Perhaps there is a bigger question to address regarding the Pro concept or the enhanced console: Is the mainstream gamer in fact tied to the concepts of more power and higher performance? The truth is, Microsoft’s gamble on the Series S has paid off. Reliable data suggests that, overall, Xbox mini consoles were sold in addition to the Xbox Series X. We’ve had some issues with some of Microsoft’s cuts to the unit — primarily memory and memory bandwidth, not to mention a lack of drive — but the console itself Irresistible.

Meanwhile, the Nintendo Switch is on its way to selling the already hugely successful PlayStation 4, despite launching more than three years later. Furthermore, the fact that the current generation of consoles is still rich in untapped potential – The Matrix Awakens from UE5 shows what’s possible, but we haven’t yet seen a shipping game emerge with the same level of ambition. The CPU, GPU, and even storage have hardly been explored.
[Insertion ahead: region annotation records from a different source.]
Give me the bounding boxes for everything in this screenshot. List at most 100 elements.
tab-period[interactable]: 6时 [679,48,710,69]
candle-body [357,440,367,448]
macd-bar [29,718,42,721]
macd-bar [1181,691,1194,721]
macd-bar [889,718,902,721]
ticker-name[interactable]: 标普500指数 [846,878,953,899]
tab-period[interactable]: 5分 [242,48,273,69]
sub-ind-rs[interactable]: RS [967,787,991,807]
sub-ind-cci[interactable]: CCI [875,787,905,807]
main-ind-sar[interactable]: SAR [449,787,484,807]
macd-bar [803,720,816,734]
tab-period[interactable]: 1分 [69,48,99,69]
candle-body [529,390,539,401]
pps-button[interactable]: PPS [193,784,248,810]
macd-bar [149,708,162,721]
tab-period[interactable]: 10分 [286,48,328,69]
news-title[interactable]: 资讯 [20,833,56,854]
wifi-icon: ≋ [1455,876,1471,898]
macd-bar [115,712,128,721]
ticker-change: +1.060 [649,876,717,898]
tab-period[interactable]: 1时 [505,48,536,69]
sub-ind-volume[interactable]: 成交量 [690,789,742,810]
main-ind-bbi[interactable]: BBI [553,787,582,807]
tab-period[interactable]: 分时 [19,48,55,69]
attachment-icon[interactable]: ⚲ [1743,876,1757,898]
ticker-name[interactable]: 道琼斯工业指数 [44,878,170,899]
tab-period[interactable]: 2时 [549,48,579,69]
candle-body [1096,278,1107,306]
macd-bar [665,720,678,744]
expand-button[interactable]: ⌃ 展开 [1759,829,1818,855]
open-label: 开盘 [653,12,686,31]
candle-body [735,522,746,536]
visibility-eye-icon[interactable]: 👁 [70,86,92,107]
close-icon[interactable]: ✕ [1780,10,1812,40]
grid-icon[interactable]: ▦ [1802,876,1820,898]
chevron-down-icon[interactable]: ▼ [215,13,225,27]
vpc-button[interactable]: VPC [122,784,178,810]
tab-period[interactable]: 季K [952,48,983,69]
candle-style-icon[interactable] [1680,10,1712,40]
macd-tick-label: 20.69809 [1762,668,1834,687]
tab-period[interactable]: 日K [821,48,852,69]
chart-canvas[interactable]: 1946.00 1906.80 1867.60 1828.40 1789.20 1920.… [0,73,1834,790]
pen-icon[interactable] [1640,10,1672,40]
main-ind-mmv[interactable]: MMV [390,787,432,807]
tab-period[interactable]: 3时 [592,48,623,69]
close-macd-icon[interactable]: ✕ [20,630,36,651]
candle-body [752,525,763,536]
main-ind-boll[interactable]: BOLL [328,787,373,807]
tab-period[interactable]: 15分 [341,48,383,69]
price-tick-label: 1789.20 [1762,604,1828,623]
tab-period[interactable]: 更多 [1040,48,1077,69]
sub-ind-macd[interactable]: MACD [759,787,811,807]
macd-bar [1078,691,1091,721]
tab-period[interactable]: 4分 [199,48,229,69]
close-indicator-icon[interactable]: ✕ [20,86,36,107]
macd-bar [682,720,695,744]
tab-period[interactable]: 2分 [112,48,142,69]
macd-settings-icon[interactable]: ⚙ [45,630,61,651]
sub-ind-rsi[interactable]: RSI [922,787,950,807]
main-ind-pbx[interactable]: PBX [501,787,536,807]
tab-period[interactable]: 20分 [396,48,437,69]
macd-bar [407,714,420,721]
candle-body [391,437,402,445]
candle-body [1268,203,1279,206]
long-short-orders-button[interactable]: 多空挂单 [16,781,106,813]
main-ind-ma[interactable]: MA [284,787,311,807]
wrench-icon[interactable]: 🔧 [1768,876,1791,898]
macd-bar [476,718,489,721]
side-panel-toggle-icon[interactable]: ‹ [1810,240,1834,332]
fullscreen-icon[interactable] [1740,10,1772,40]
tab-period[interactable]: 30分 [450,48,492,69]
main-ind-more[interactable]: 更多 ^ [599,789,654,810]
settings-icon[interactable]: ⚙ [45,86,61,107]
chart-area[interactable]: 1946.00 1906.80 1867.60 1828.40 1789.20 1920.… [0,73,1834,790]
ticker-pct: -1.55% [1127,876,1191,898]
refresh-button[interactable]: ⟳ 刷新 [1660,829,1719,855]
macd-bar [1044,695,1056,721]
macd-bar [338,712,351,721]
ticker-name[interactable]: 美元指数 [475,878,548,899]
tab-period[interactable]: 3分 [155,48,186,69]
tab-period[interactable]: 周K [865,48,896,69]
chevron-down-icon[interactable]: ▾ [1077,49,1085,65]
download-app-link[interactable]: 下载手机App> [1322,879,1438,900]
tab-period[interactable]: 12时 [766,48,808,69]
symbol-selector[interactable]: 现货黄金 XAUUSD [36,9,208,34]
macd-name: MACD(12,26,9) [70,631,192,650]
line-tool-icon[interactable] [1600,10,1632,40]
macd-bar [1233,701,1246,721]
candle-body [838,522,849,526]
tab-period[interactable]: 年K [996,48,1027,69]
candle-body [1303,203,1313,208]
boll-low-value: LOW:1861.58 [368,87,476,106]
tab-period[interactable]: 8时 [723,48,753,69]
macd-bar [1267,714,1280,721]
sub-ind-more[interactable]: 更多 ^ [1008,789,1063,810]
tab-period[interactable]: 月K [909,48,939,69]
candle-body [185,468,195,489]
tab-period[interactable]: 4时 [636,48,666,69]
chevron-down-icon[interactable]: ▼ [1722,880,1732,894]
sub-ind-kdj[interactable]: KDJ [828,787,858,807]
The Xbox Series S is the cheapest and least capable console of the current generation – but its build is great, in keeping with its overall appeal. Here is the disassembly of the machine.

This is the case against enhanced consoles – but I would expect there to be updated versions of existing hardware. There have been reports that the PS5 will get a 6nm version of its processor, downsized from the current 7nm, and Microsoft will have the same option. Although cost reduction may be a challenge, it will be possible to use a smaller, more precise control unit and the expensive cooling solutions used by both manufacturers can be reduced. It may seem unlikely that the Series X and PS5 will hit $299 / £250, but there could be some price movement. So, is there any chance at all of an improved $499 console, even if there is a desire to make one?

AMD’s Zen 3 and Zen 4 CPUs look like a huge improvement over the Zen 2 consoles. Meanwhile, if AMD somehow manages to pull off an architecture as good as RDNA 2, it might be possible to boost the graphics – though remember a CPU The graphics multiplier between the Xbox One X and Xbox Series X is barely 2x, although the Scorpio machine is based mostly on the original 2011 South Islands architecture. The improved clock speeds are certainly workable — there’s talk of RDNA 3 hitting 3 GHz (The PS5 keeps the console clock register at a maximum of 2.23GHz) – but that’s another major challenge for power consumption and cooling.

We don’t know about improvements to ray tracing performance that might be interesting but a potential area of ​​interest is in machine learning. Why double your GPU when an AI upgrade similar to Intel’s XeSS and Nvidia’s DLSS can deliver excellent 4K image quality at a quarter of the internal resolution? The integration of silicon to machine learning opens the door to a smaller chip capable of achieving much higher levels of graphics performance — an alternative to spending a lot of money on a much larger GPU. Machine learning is the new frontier in technology and some would say the biggest potential improvement to the consoles we have today, and a huge enabler for a new generation of consoles in the future.

However, there is an alternative view – the idea that the console generation as we know it is dead, a scenario born through the longest intergenerational transition we’ve ever seen. There is a possibility that consoles optimized as a concept will incorporate what will traditionally become next generation – console generations give way to the ever-present cross-generation scenario, a more intrusive version of the mobile upgrade cycle. Recent years of console games have shown that they can work and with the cost of game development increasing, the idea of ​​titles staggered across generations may actually make this scenario inevitable.

What I can say is that console hardware development continues across all major platform owners – but the concept of what a new generation represents may well evolve with the limitations they face. How Sony and Microsoft will respond to the challenge is not yet clear but in the meantime, all eyes are on AMD. The need for backward compatibility means that Ryzen CPU cores and Radeon graphics will remain at the heart of any new console hardware — and AMD’s innovations in the PC space will at least give us an idea of ​​the building blocks that Sony and Microsoft will have to work with in the coming years.